Significance of the Study
A Cleveland Clinic News Release cites that solid tumors account for half of the cancer cases in children, adolescent and young adult (C-AYA) patients. The majority of these cases are assumed to result from germline variants (heritable changes), however little is known about the frequency and implications. C-AYA solid tumors are considered difficult to treat because the majority of available targeted therapies are geared to adult patients. Identifying germline altered genes that are targetable offers an opportunity to identify the utilization of FDA-approved targeted therapies to expand treatment options.
Prominent Study Results
Dr. Eng and other researchers utilized a combined dataset from the Cleveland Clinic and St. Jude Children’s Research Hospital to conduct the largest-to-date evaluation of germline mutations in C-AYA patients with solid tumors. This study of 1,507 patients was published on May 5, 2020, in Nature Communications.
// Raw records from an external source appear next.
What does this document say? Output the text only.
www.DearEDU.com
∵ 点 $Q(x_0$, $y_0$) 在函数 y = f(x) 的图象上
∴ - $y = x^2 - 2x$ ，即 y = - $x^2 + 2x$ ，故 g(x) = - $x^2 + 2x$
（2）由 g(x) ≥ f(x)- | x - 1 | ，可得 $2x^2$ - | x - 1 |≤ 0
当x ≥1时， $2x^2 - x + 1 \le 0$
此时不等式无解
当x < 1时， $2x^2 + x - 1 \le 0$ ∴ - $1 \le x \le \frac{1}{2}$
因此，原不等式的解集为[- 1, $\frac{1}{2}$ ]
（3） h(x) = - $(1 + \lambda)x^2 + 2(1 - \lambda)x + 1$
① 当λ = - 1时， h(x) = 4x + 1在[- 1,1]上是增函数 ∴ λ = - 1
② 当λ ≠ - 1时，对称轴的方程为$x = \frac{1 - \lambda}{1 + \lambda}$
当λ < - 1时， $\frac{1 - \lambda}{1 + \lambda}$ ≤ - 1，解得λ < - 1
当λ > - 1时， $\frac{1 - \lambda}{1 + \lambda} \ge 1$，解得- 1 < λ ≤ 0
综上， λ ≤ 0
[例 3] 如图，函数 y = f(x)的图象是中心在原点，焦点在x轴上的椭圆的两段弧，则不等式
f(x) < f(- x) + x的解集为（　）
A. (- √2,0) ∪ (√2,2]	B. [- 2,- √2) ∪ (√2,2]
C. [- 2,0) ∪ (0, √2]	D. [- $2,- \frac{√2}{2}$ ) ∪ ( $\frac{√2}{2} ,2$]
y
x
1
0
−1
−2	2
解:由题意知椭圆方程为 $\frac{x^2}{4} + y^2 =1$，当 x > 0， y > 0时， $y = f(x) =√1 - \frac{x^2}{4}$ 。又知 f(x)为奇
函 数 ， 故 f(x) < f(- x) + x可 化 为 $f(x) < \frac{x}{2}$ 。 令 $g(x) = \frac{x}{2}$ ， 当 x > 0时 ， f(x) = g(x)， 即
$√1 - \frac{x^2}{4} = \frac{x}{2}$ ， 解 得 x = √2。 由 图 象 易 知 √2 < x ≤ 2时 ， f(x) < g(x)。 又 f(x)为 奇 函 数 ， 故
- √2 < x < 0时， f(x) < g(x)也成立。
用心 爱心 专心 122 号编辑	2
Study analysis highlights the necessity for all C-AYA patients with solid tumors to be sent for genetics evaluation and gene testing. Additionally, the study revealed the germline as a therapeutic consideration finding, as explained by Dr. Eng, “that a significant number of the germline altered genes in C-AYA solid tumor cancers are targetable by FDA-approved drugs.”
Hope for the Future
These study results present an opportunity to identify therapeutic options for approximately one-third of C-AYA patients through drug repurposing that would previously have been unidentified in routine clinical care.